E perché si è preferito agire con degli accorgimenti che sanno di palliativo piuttosto che affrontare di petto l’emergenza segnalata da quel documento pubblicato sull’albo pretorio del Comune? Domande in attesa di risposta e sulle quali la procura di Napoli – che ha aperto un’indagine contro ignoti per crollo colposo e omicidio colposo – intende fare chiarezza. L’ordinanza firmata de Magistris – è quanto emerge – era dettata dalla necessità di tutelare l’incolumità di 159 famiglie per un totale di 600 persone residenti nella Vela Celeste. Alla base del provvedimento c’era la relazione di un dirigente comunale che delineava un quadro di pericolo allarmante.
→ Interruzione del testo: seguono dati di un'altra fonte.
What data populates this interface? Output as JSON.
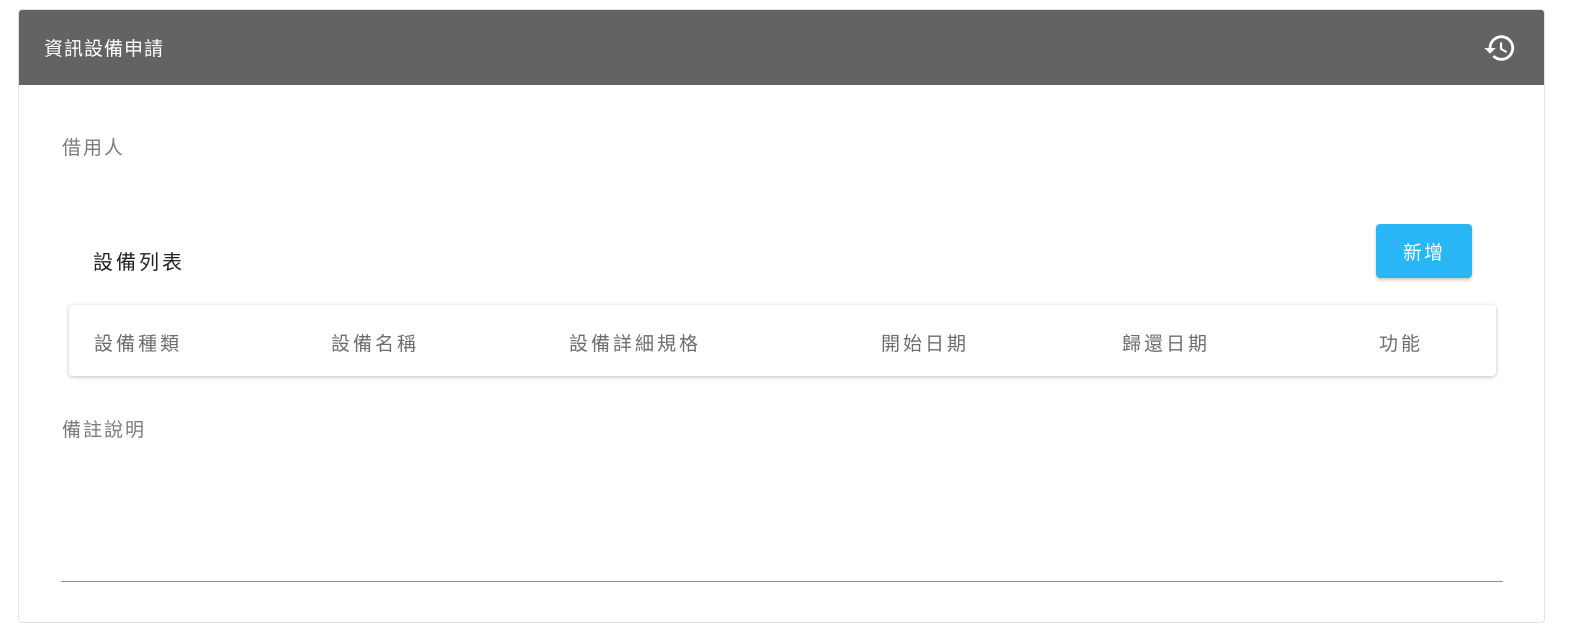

Anche la politica chiede di fare chiarezza.

A partire dalla segretaria del Pd Elly Schlein che ne ha parlato al festival di Giffoni: “È un tragedia drammatica – ha detto -. Abbiamo immediatamente espresso tutta la nostra vicinanza alle persone, alle famiglie, al quartiere colpito. C’è da fare luce su quello che è accaduto perché non può succedere una cosa del genere”. Fare luce è quello che intende fare la Procura di Napoli che ha disposto l’ampliamento dell’area sottoposta a sequestro, dal terzo piano fino al piano terra. Le verifiche stanno riguardando anche le posizioni dei residenti nella Vela “incriminata” che, in gran parte, secondo quanto si apprende da fonti qualificate, risulterebbero abusivi. E intanto si sta rivelando più difficoltosa del previsto l’acquisizione della copiosa documentazione amministrativa sulla Vela Celeste. Si tratta in particolare degli atti relativi al progetto di riqualificazione ReStart e alla manutenzione del complesso di edilizia popolare con relative negligenze che oramai sono date per scontate. Fondamentali saranno per gli inquirenti le risultanze del lavoro affidato al perito, un ingegnere strutturista forense. Conferito, infine, l’incarico per gli esami autoptici sui corpi delle tre vittime.